São Basílio, bispo, seguiu o
Senhor, vivendo de uma forma pobre, sendo defensor dos mesmos diante das
injustiças que eram percebidas naquela época nas famílias, nas comunidades e na
sociedade. Ele agiu para o bem dos pobres, porque ele o fazia com amor e para
seguir a Jesus Cristo, o pobre entre os pobres. Ele amou os mais necessitados
de modo que viveu a alegria de estar com o Senhor que quer o bem de todos,
sobretudo os mais necessitados, os pobres em vista do Reino de Deus.
__________________
[1] Cfr. Pòvero.
In: Il vocabolario treccani, Il Conciso. Milano, Trento, 1998,
pg. 1241.
[2] Cfr. Regole morali
48, 1-2. In: Basilio di Cesarea. La cura Del povero e l´onore della
ricchezza. Testi dalle regole e dalla omelie, a cura di Luigi Pizzolato.

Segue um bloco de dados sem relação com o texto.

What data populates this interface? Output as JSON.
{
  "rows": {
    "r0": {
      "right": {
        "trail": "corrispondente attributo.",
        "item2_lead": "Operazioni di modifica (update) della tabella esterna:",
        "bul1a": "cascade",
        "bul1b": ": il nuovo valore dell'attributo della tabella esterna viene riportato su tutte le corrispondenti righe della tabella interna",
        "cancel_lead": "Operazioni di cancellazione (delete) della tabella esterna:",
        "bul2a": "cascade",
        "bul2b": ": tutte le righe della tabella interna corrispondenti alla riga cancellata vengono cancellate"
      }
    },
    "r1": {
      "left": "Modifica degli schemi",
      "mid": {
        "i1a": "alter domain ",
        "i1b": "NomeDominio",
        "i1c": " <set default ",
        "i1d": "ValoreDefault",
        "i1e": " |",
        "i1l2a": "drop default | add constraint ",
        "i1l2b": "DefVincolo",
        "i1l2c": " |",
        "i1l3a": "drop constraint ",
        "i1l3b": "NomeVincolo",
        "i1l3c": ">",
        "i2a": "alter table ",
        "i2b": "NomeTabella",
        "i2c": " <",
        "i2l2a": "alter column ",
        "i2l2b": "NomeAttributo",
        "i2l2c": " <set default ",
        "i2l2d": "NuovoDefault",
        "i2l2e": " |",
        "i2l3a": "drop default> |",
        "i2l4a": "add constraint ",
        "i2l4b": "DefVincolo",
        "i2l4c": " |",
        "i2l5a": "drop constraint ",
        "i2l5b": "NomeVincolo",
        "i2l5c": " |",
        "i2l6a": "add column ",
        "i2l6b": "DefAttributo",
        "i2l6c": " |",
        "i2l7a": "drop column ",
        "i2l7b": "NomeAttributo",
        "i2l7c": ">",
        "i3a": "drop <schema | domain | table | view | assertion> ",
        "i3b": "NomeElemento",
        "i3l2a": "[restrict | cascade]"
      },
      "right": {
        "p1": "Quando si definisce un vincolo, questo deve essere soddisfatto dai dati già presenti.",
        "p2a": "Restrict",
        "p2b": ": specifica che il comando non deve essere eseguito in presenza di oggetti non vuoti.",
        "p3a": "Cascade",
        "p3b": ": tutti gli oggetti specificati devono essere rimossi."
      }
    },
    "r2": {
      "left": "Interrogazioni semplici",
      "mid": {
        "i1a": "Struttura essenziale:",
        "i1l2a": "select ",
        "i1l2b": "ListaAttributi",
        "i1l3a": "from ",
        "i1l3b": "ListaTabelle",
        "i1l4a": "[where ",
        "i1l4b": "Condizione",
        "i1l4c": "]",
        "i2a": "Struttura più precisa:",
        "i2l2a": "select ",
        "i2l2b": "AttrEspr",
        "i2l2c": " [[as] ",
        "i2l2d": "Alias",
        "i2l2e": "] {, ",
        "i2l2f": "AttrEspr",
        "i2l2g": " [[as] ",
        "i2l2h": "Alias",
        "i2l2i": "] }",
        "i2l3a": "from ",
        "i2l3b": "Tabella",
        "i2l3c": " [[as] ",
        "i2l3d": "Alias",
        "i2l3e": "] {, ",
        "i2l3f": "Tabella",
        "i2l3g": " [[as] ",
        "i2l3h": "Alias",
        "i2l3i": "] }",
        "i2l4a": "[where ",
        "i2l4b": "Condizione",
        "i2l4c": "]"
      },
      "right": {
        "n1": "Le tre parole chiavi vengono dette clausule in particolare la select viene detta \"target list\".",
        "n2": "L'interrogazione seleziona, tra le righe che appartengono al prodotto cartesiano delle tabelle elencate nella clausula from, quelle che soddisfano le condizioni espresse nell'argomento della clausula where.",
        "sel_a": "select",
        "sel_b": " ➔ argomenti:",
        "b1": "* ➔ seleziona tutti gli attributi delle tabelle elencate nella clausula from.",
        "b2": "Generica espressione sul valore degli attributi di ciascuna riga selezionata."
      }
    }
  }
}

Milano, Paoline, 2013, pg. 165.
[3] Cfr. Idem 48, 4,
pg. 167.
[4] Cfr. Idem, 48,5.
Pg. 167.
[5] Cfr. Idem, 48,
5. Pg. 167.
[6] Cfr. Idem, 48,
7. Pg. 171-173.
[7] Cfr. Piccolo
Asceticon 5, 1. In: Idem, pg. 175.
[8] Cfr. Regole
Diffuse, 20, 1, pg. 187.
[9] Cfr. Ibidem,
pg. 187
[10] Cfr. Idem, 20,2, pg.
189.
[11] Cfr. Idem, 20,3,
pg. 193.
[12] Cfr. Excursus. Eraclide, Lettera CL. 3 (Ad
Anfilochio, Vescovo di Iconio), 3. Idem, pg. 205.